American company that manufactures automotive fluids

 Amalie Oil Company is an American company that manufactures various weights of motor oil, synthetic oil, transmission fluid, and other automotive fluids. The company was founded in Franklin, Pennsylvania, in 1903, giving rise to its current slogan "Better than it has to be... Since 1903."

The company was the first to sell multi-grade motor oil and is currently North America's largest private, independent blender of motor oils and industrial lubricants. Amalie primarily produces private label products for companies such as Walmart, O'Reilly Auto Parts, Advance Auto Parts, Carquest and AutoZone but is starting to sell its own branded products more widely. The company also owns the Wolf's Head brand.

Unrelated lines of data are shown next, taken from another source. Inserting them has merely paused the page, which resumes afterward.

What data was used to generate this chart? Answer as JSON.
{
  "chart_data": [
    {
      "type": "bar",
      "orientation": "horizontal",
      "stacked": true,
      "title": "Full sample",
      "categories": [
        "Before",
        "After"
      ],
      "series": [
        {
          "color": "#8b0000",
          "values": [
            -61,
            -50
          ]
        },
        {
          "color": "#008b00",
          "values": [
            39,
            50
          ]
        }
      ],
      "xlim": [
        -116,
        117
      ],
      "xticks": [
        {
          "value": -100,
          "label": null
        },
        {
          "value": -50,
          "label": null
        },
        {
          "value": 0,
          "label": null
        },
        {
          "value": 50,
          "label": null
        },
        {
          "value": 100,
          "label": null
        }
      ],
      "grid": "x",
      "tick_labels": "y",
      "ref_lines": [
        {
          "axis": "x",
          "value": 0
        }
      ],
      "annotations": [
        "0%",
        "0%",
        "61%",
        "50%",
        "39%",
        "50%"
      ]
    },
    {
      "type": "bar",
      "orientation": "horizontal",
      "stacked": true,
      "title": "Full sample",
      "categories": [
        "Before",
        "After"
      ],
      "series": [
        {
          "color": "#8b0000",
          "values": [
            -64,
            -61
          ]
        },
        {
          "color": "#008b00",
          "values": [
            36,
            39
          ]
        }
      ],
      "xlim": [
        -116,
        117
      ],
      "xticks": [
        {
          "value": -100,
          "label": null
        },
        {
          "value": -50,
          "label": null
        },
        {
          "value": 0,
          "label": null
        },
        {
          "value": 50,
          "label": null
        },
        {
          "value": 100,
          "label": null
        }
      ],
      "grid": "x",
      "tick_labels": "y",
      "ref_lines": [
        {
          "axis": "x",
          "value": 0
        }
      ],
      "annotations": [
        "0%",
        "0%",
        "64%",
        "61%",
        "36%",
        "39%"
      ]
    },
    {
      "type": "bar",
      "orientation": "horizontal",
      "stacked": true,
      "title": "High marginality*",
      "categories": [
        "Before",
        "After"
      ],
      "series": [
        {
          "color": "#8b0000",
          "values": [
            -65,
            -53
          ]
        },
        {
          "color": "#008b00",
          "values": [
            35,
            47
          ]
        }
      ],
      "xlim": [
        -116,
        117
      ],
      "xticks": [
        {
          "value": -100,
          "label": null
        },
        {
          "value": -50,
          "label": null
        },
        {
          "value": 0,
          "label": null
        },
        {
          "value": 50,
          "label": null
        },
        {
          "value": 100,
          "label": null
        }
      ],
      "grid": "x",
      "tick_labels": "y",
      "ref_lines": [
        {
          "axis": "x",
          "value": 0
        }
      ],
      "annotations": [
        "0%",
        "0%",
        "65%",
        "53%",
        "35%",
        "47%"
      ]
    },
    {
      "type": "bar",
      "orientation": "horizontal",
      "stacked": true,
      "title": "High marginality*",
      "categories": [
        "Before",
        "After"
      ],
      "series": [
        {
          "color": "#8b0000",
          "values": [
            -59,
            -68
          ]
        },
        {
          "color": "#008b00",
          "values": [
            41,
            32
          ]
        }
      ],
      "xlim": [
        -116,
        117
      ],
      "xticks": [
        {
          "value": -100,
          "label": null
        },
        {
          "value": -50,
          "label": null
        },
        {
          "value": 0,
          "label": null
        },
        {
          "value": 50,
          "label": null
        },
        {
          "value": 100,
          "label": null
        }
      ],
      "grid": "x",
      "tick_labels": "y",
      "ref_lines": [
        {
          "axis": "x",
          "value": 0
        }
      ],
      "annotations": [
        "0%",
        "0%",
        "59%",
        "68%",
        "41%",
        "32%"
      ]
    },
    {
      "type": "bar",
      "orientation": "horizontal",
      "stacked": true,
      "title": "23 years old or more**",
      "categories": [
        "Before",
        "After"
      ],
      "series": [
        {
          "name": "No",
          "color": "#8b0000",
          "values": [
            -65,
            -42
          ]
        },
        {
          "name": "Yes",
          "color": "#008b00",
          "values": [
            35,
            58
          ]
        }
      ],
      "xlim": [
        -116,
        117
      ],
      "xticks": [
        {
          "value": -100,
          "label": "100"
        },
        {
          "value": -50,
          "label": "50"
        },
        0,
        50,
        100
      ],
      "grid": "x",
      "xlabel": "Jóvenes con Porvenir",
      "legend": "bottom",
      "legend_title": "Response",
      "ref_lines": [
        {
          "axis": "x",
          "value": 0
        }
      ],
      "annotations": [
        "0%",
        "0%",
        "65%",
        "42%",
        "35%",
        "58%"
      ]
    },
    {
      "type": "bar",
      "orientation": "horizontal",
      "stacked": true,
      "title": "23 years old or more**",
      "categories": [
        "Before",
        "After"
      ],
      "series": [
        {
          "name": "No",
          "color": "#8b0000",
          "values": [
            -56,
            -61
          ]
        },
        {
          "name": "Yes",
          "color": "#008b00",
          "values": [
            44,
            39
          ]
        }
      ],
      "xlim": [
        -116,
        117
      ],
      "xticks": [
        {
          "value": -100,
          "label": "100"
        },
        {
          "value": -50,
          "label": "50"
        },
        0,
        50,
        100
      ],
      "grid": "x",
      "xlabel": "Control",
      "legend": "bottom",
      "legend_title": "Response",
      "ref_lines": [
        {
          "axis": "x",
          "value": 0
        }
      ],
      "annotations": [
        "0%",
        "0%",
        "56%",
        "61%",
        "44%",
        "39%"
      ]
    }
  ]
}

The company is currently run by the Barkett family. The Barketts entered the motor oil business by buying Petroleum Packers, a company in Port Tampa Bay, in 1977. In 1997 the Barketts acquired Amalie Oil from Sun Oil Company and merged Petroleum Packers into Amalie. The combined company has been headquartered in Tampa, Florida, since 1998. As the company attempts to increase its brand awareness, it has become increasingly visible in the Tampa Bay area. Since 2011 Amalie has been the home field sponsor of the Tampa Bay Storm of the Arena Football League. From 2014 to 2025, Amalie had the naming rights to the then Tampa Bay Times Forum and the Forum was renamed Amalie Arena. The company is also a sponsor of the arena's tenants the Tampa Bay Lightning of the NHL and the Tampa Bay Storm. The company is also the title sponsor of the Gatornationals and a sponsor of the National Hot Rod Association.